The latter was the hint that was not noticed. The first thing you think is that the red face is an expression of the heat that is released when the food digestion system is started. Transporting, converting and – especially – storing food components in the form of glycogen or fat takes a lot of energy and a large part of it is released in the form of heat. The extra energy consumption can be as much as 10 percent of the total energy used every day, unless you are a sports fanatic, in which case it is less. Not everyone uses the same amount of energy to digest and store the same amount of food and it has been thought that this may explain why some people become fat sooner than others. There has been a lot of interest in ‘diet-induced thermogenesis’ recently.

But thermogenesis always starts slowly and only reaches its maximum an hour and a half after eating. That makes it unlikely that she has anything to do with the red heads. Coffee and tea contain almost nothing that requires energy.

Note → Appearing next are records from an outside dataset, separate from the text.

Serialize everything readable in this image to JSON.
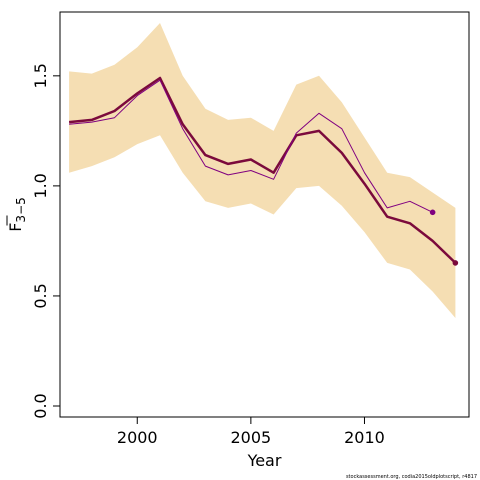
{
  "chart_data": {
    "type": "line",
    "xlabel": "Year",
    "ylabel": "F",
    "ylabel_subscript": "3−5",
    "xlim": [
      1996.6,
      2014.6
    ],
    "ylim": [
      -0.05,
      1.79
    ],
    "xticks": [
      2000,
      2005,
      2010
    ],
    "yticks": [
      0.0,
      0.5,
      1.0,
      1.5
    ],
    "ytick_labels": [
      "0.0",
      "0.5",
      "1.0",
      "1.5"
    ],
    "grid": false,
    "series": [
      {
        "role": "confidence-band",
        "color": "#F5DEB3",
        "x": [
          1997,
          1998,
          1999,
          2000,
          2001,
          2002,
          2003,
          2004,
          2005,
          2006,
          2007,
          2008,
          2009,
          2010,
          2011,
          2012,
          2013,
          2014
        ],
        "lower": [
          1.06,
          1.09,
          1.13,
          1.19,
          1.23,
          1.06,
          0.93,
          0.9,
          0.92,
          0.87,
          0.99,
          1.0,
          0.91,
          0.79,
          0.65,
          0.62,
          0.52,
          0.4
        ],
        "upper": [
          1.52,
          1.51,
          1.55,
          1.63,
          1.74,
          1.5,
          1.35,
          1.3,
          1.31,
          1.25,
          1.46,
          1.5,
          1.38,
          1.22,
          1.06,
          1.04,
          0.97,
          0.9
        ]
      },
      {
        "role": "estimate",
        "color": "#7B0A3C",
        "x": [
          1997,
          1998,
          1999,
          2000,
          2001,
          2002,
          2003,
          2004,
          2005,
          2006,
          2007,
          2008,
          2009,
          2010,
          2011,
          2012,
          2013,
          2014
        ],
        "values": [
          1.29,
          1.3,
          1.34,
          1.42,
          1.49,
          1.28,
          1.14,
          1.1,
          1.12,
          1.06,
          1.23,
          1.25,
          1.15,
          1.01,
          0.86,
          0.83,
          0.75,
          0.65
        ]
      },
      {
        "role": "previous-assessment",
        "color": "#800080",
        "x": [
          1997,
          1998,
          1999,
          2000,
          2001,
          2002,
          2003,
          2004,
          2005,
          2006,
          2007,
          2008,
          2009,
          2010,
          2011,
          2012,
          2013
        ],
        "values": [
          1.28,
          1.29,
          1.31,
          1.41,
          1.48,
          1.26,
          1.09,
          1.05,
          1.07,
          1.03,
          1.24,
          1.33,
          1.26,
          1.06,
          0.9,
          0.93,
          0.88
        ]
      }
    ]
  },
  "credit": "stockassessment.org, codia2015oldplotscript, r4817"
}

Where did those red heads come from? Google couldn’t figure it out either. ‘Facial flushing after (eating) a hot meal’ received attention on Reddit and other forums, but it yielded little useful information. The Wikipedia entry ‘flushing (physiology)’ mainly placed flushing in the medical sphere: fever, allergy, poisoning and excessive sunburn. Well, taking a hot shower naturally also gives you a red head, as well as running and coughing, and there is the well-described reaction to eating hot food, so to speak, the sambal effect. Some people get red heads from drinking alcohol, mainly Japanese, Chinese and Koreans because they process alcohol differently than we do: Asian flush. The hormonally controlled hot flashes, the hot flashes of menopause, are also included in the Wiki entry and a separate corner has been set aside for the ‘sex flush’. This is the indication for the red discolouration of all kinds of body areas under the influence of heavy sex, especially sex that culminates in an orgasm. According to Wikipedia, women discolour earlier and more severely than men. As far as could be determined, none of this occurred during the meeting of the science editors.

The modest blush

Now it is of course known that in addition to ‘flushing’, English also has ‘blushing’: the modest blushing as a milder form of getting a bright red head. While flushing mainly receives attention from doctors and physiologists, blushing is entirely the domain of psychologists. After all, blushing can be an expression of embarrassment, joy, fear and anger and all those other emotions. Blushing can be so subtle that an infrared-sensitive camera must be used to detect changes in the facial thermal pattern. This became clear when psychologists encouraged heterosexual psychology students to – superficially – physically examine each other. The heat pattern of the ‘patient’ face changed more dramatically when the ‘doctor’ was of the opposite sex and as he/she got closer to intimate areas. But it was actually mainly the camera that observed it, whether the students themselves saw it was not yet certain in 2012. Maybe they suspected something.

The thermographic camera was also used to determine which part of a girl’s face responds mainly to a compliment expressed early in a serious conversation and which part responds mainly to a late compliment. What exactly came out of that was not clear to the outsider, his eye got stuck on the casual note that animals cannot blush. Well, the thermographic camera sees things differently. The heat patterns in the faces of monkeys (small and large) also change predictably and reproducibly under the influence of joy or annoyance.

Reader! There is no way around it anymore: it has not been possible to find out why the soup eaters turned so red. At the end of these reflections there was a sudden thought: was it a special emotion? Joy? Surprise? Confusion?